Consider five cases. In the first four, Zedd gets one stroke gained in each of the four strokes gained categories, and zero in the other three (meaning he is average). These will be labelled as OTT, Putt, APR, and ARG. In the last, distribute that stroke evenly across all four categories, labelled Even. Here are the 95% confidence intervals from each case:

driverData <- data.frame(SG.OTT = 1, SG.ARG = 0, Average.SG.Putts = 0, SG.APR = 0 )
putterData <- data.frame(SG.OTT = 0, SG.ARG = 0, Average.SG.Putts = 1, SG.APR = 0 )
approachData <- data.frame(SG.OTT = 0, SG.ARG = 0, Average.SG.Putts = 0, SG.APR = 1 )
chipData <- data.frame(SG.OTT = 0, SG.ARG = 1, Average.SG.Putts = 0, SG.APR = 0 )
evenData <- data.frame(SG.OTT = .25, SG.ARG = .25, Average.SG.Putts = .25, SG.APR = .25)

driverPred <- predict(bestMod, newdata = driverData, type = "response", interval = "confidence")
putterPred <- predict(bestMod, newdata = putterData, type = "response", interval = "confidence")
approachPred <- predict(bestMod, newdata = approachData, type = "response", interval = "confidence")
chipPred <- predict(bestMod, newdata = chipData, type = "response", interval = "confidence")
evenPred <- predict(bestMod, newdata = evenData, type = "response", interval = "confidence")

varNames <- c("OTT", "Putt", "APR", "ARG", "Even")
preds <- c(driverPred[1], putterPred[1], approachPred[1], chipPred[1], evenPred[1])
mins <- c(driverPred[2], putterPred[2], approachPred[2], chipPred[2], evenPred[2])
maxes <- c(driverPred[3], putterPred[3], approachPred[3], chipPred[3], evenPred[3])
  
df <- data.frame(id=varNames, min=mins , max= maxes)

ggplot(df, aes(x=id))+
  geom_linerange(aes(ymin=min,ymax=max),linetype=2,color="black")+
  geom_point(aes(y=min),size=3,color="red")+
  geom_point(aes(y=max),size=3,color="red")+
  geom_point(aes(y= preds),size = 3, color = "black")+
  theme_bw() +
  ggtitle("95% Confidence Intervals by Player Type") +
  xlab("Player Type") +
  ylab("Money")
}

It appears that Zedd would be best off if we distributed that entire stroke to his driver and off the tee skills, leaving him average at everything else.
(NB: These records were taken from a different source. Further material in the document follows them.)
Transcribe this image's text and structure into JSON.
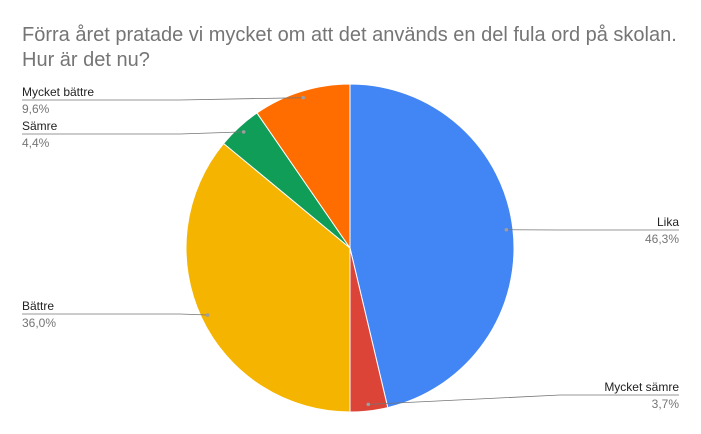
{
  "chart_data": {
    "type": "pie",
    "title": [
      "Förra året pratade vi mycket om att det används en del fula ord på skolan.",
      "Hur är det nu?"
    ],
    "categories": [
      "Lika",
      "Mycket sämre",
      "Bättre",
      "Sämre",
      "Mycket bättre"
    ],
    "values": [
      46.3,
      3.7,
      36.0,
      4.4,
      9.6
    ],
    "value_labels": [
      "46,3%",
      "3,7%",
      "36,0%",
      "4,4%",
      "9,6%"
    ],
    "colors": [
      "#4285f4",
      "#db4437",
      "#f4b400",
      "#0f9d58",
      "#ff6d00"
    ]
  }
}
Even his fifth percentile outcome would be better than the average outcome of all others.

Wrap-up and future questions

With this in mind, the recent surge in distance makes a lot of sense. After all, distance is so achievable. Assuming your swing mechanics stay similar, simply spending more time working on strength and flexibility almost guarantees an increase in distance. The same cannot be said for putting, in which everything has to go right for the ball to make it in the hole. More practice putting doesn’t always guarantee that you’ll make more putts.

I want to revisit this question at some point looking at different types of models, and also considering a different metric of success. Which skills best predict who will win the most events? How about most top-tens? Is there a better regression to use than a multiple linear regression?